In many respects, U.S. unemployment dynamics are unique even among other countries belonging to the Organization for Economic Co-operation and Development (OECD). Key factors that make the situation in the United States so different from most other developed economies originate from the approach to regulation. Labor protection laws in the European Union and Japan change the way unemployment occurs and develops. (Freeman, 2008)
The differences are not only present on the level of macroeconomic dynamics – they have a tangible effect on communities and individuals. As a result of weaker labor protection and access to unemployment benefits, Americans experience greater movement between employment and unemployment. In practice, it means that when left without a job, U.S. workers take less time to find a new one. For example, one study has shown that approximately 33 percent of unemployed Americans found a job in the next month. This figure is in great contrast with the German one where only 5 percent of unemployed left that condition in the succeeding month. (Freeman, 2008)

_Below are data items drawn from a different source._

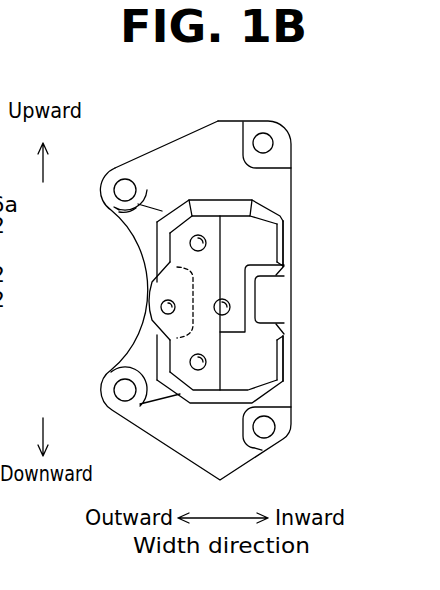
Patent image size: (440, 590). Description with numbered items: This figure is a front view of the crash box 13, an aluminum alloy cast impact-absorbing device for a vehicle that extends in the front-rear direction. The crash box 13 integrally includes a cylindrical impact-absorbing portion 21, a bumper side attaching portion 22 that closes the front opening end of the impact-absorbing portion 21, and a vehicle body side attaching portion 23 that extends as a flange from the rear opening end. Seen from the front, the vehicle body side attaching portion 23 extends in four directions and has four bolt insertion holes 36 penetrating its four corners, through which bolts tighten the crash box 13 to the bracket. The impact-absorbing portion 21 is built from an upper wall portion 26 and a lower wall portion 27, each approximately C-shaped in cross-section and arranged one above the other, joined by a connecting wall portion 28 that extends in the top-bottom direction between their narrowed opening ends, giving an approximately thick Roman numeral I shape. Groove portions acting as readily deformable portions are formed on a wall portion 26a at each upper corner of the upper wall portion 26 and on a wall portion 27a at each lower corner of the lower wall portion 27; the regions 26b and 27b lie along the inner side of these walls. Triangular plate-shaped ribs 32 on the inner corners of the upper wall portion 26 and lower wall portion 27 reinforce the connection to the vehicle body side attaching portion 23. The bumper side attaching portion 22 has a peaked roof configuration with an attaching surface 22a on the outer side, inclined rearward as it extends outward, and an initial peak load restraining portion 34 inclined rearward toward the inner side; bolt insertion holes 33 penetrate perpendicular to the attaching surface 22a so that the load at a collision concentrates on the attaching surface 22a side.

The crash box 13 is at (184, 111).
The cylindrical impact-absorbing portion 21 is at (150, 303).
The bumper side attaching portion 22 is at (155, 323).
The attaching surface 22a is at (160, 283).
The vehicle body side attaching portion 23 is at (170, 157).
The upper wall portion 26 is at (157, 247).
The wall portion 26a is at (265, 201).
The upper right side portion 26b is at (282, 241).
The lower wall portion 27 is at (157, 360).
The wall portion 27a is at (282, 397).
The lower right side portion 27b is at (283, 357).
The connecting wall portion 28 is at (258, 303).
The rib 32 is at (288, 272).
The bolt insertion holes 33 is at (222, 300).
The initial peak load restraining portion 34 is at (266, 226).
The bolt insertion holes 36 is at (125, 182).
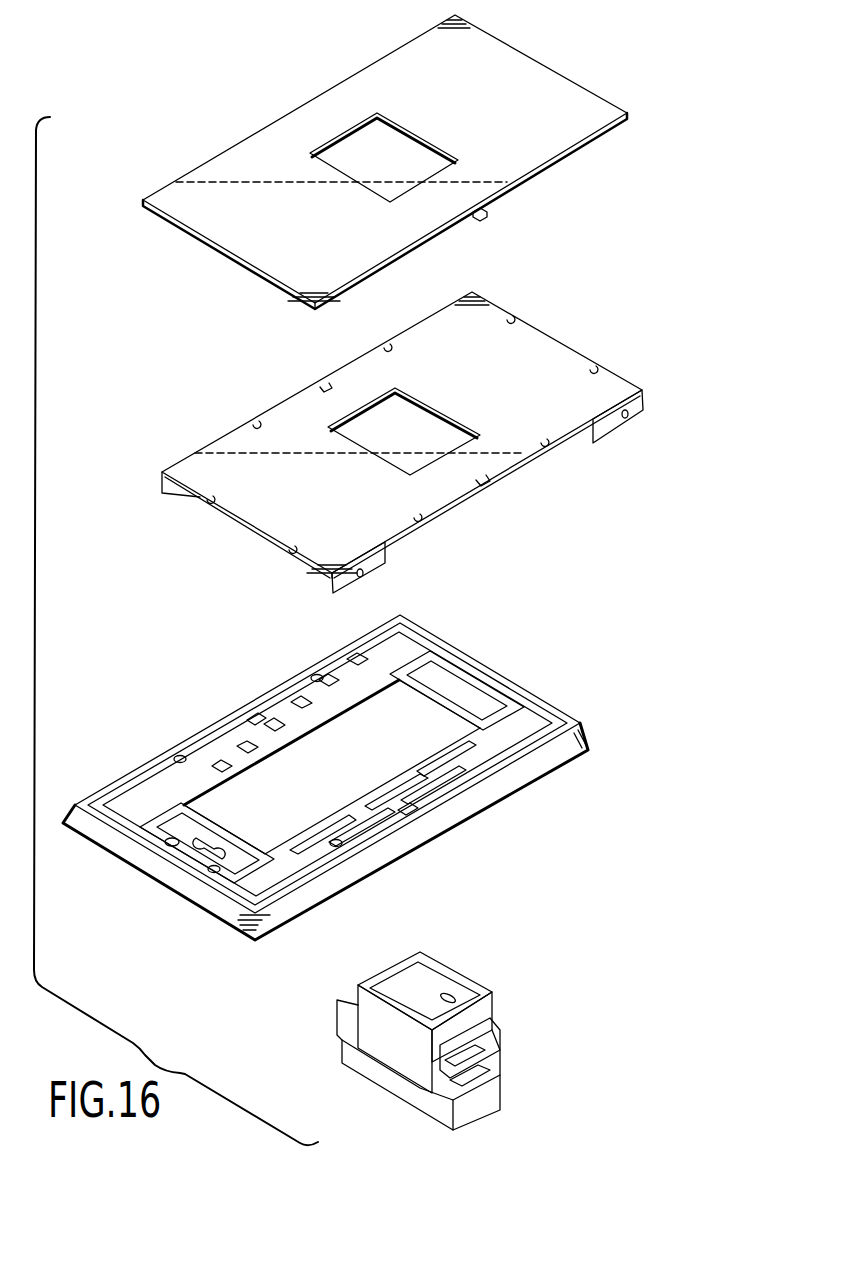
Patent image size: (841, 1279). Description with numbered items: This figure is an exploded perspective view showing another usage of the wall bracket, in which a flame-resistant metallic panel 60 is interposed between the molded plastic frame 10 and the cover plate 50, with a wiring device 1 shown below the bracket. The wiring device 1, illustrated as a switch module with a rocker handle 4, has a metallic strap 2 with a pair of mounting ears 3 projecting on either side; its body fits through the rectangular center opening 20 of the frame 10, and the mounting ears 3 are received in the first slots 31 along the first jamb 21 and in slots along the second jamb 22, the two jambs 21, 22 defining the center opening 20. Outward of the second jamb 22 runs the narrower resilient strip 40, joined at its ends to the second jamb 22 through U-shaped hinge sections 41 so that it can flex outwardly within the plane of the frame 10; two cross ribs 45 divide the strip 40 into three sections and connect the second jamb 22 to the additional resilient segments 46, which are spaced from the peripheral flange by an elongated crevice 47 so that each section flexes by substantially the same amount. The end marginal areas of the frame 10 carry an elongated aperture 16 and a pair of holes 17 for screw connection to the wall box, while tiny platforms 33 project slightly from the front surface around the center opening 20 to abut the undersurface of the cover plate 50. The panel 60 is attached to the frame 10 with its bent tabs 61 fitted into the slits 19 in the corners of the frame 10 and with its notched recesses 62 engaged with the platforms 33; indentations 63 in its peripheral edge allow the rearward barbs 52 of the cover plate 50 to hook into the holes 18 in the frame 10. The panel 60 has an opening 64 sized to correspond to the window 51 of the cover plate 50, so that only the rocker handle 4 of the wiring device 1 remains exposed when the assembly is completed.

The wiring device 1 is at (493, 993).
The metallic strap 2 is at (500, 1035).
The mounting ears 3 is at (500, 1067).
The rocker handle 4 is at (432, 977).
The frame 10 is at (503, 672).
The elongated aperture 16 is at (207, 850).
The holes 17 is at (168, 853).
The holes 18 is at (255, 716).
The slits 19 is at (372, 648).
The center opening 20 is at (237, 828).
The first jamb 21 is at (275, 735).
The second jamb 22 is at (377, 798).
The first slots 31 is at (247, 715).
The platforms 33 is at (317, 675).
The resilient strip 40 is at (322, 862).
The U-shaped hinge sections 41 is at (500, 730).
The cross ribs 45 is at (357, 823).
The additional resilient segment 46 is at (437, 777).
The elongated crevice 47 is at (437, 790).
The cover plate 50 is at (145, 202).
The window 51 is at (327, 152).
The barbs 52 is at (488, 217).
The flame-resistant panel 60 is at (648, 388).
The bent tabs 61 is at (608, 425).
The notched recesses 62 is at (387, 343).
The indentations 63 is at (322, 383).
The opening 64 is at (370, 458).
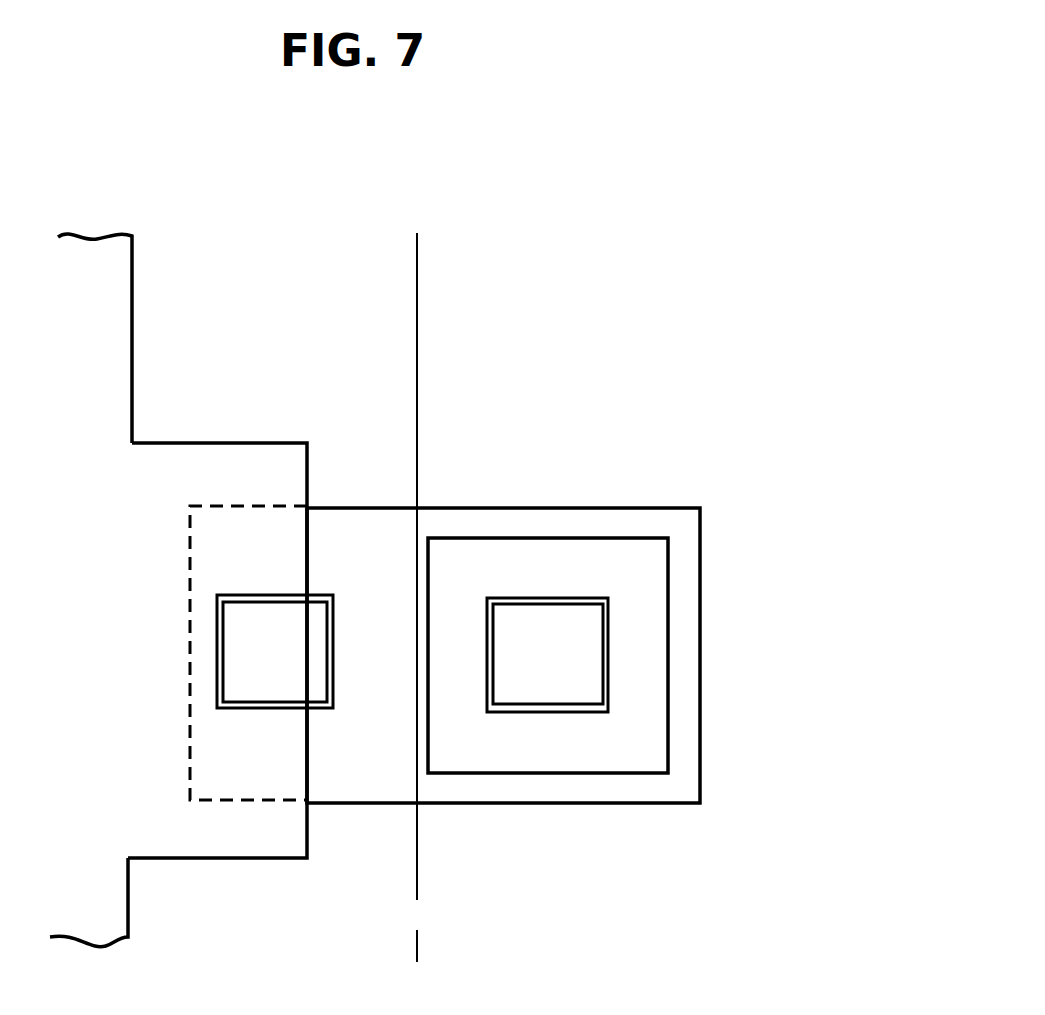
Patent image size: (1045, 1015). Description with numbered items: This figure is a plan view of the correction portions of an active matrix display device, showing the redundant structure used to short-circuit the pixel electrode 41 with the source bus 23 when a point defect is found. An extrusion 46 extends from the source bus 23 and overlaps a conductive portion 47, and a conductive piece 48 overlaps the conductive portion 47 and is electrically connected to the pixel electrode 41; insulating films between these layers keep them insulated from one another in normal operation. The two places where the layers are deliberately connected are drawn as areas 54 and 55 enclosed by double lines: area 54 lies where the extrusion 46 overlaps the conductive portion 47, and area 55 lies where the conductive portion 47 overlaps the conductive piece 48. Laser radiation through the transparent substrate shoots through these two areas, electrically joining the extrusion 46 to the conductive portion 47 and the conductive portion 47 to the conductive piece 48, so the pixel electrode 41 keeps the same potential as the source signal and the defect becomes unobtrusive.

The source bus 23 is at (128, 302).
The extrusion 46 is at (187, 460).
The pixel electrode 41 is at (613, 449).
The conductive portion 47 is at (686, 521).
The conductive piece 48 is at (658, 648).
The area 54 is at (318, 692).
The area 55 is at (552, 697).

While it is not the single factor, shorter unemployment spells in the United States are clearly related to the weaker labor protection. It is simply more challenging for Americans to afford being unemployed than for their European counterparts. The U.S. system of benefits reimburses a relatively small percentage of the earnings and the insurance lasts shorter than in Europe. The research on comparing unemployment duration in Germany and the United States from the 1980s till the 200s reveals that the amelioration of social protection in the U.S. has begun to close the gap between the two dynamics. (Gangl, 2012)
Thus, a more conservative labor protection policy helps reduce the duration of unemployment periods, and the social orientation of labor protection can make them last longer. It is, however, dangerous to jump into premature conclusions exclusively based on this correlation. Shorter unemployment spell comes at the cost of other things. Besides the obviously weaker social protection and level of income, that is the quality of living, when left without a job, there are less apparent shortcomings.

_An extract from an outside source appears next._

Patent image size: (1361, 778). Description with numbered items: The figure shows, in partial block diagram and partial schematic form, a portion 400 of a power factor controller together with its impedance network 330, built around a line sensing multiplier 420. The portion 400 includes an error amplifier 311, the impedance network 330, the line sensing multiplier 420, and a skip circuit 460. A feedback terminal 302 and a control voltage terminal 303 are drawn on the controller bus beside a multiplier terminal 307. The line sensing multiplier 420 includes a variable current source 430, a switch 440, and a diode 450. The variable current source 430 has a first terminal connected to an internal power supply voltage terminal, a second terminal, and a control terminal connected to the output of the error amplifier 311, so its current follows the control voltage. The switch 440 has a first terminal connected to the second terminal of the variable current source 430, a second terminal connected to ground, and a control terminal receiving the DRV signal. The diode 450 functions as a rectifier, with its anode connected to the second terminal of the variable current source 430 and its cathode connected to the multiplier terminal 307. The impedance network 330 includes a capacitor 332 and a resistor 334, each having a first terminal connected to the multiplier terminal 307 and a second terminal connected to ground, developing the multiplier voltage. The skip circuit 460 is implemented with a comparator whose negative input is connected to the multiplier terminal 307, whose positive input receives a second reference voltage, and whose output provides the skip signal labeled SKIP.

The American rates look well only if one limits itself to observing unemployment measurements (between 5% and 6%): the job loss numbers are much higher (up to 12%). As explained above, it is the short duration of unemployment that makes the full picture appear to be good on paper. Unfortunately, interdisciplinary research shows that the U.S. labor pattern has a worrisome effect on the public heath situation in the Untied States. (Strully, 2009)

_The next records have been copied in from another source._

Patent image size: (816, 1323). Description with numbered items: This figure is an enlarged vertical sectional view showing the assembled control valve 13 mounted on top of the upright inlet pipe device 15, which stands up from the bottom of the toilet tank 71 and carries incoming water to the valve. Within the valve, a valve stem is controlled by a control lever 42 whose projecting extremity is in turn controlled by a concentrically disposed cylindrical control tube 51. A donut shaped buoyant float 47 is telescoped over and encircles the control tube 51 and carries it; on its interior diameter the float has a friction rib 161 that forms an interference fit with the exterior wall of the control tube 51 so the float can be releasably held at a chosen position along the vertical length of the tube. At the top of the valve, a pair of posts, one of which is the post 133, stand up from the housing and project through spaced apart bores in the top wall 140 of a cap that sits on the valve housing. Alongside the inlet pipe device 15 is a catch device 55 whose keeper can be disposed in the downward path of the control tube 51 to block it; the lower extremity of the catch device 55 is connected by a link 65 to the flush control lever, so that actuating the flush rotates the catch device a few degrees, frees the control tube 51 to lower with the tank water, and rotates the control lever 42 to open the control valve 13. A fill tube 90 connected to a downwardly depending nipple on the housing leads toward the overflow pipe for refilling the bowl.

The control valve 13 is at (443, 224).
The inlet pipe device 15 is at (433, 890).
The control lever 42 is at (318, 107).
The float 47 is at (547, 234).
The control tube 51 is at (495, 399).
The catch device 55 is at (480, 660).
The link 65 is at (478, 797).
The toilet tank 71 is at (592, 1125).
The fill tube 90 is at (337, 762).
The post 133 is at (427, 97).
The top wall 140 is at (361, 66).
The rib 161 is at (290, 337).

Socioeconomic shocks provoke the deterioration of workers’ health. The studies demonstrate that it is the job loss, not the unemployment as such, that is associated with the increased offs of poor health. Even with due account to the fact that people with a fair health condition are more likely to lose their job, the health costs to the job loss are very significant. The specific research on the cases of establishment closures reveals that even after getting a new job, the adverse impact on health remains. It is, therefore, less dependent on the duration of unemployment but on the initial job loss. The association was found, in particular, with the following health conditions: hypertension, heart diseases, and mental disorders. The data suggests that a more extensive labor protection from restructuring and closures would have positive effects on reducing the health costs. (Strully, 2009)
All things considered, the American approach based on discouraging longer employment duration and reliance on the social security system can have an adverse effect on individual health conditions in workers. This comes with public health care costs, which makes the approach quite impractical. Thus, I am a supporter of a more advanced system of labor protection in the United States.
- Freeman, R. (2008). America Works. New York: Russell Sage Foundation.
- Gangl, M. (2012). Unemployment dynamics in the United States and West Germany. Heidelberg: Physica-Verlag.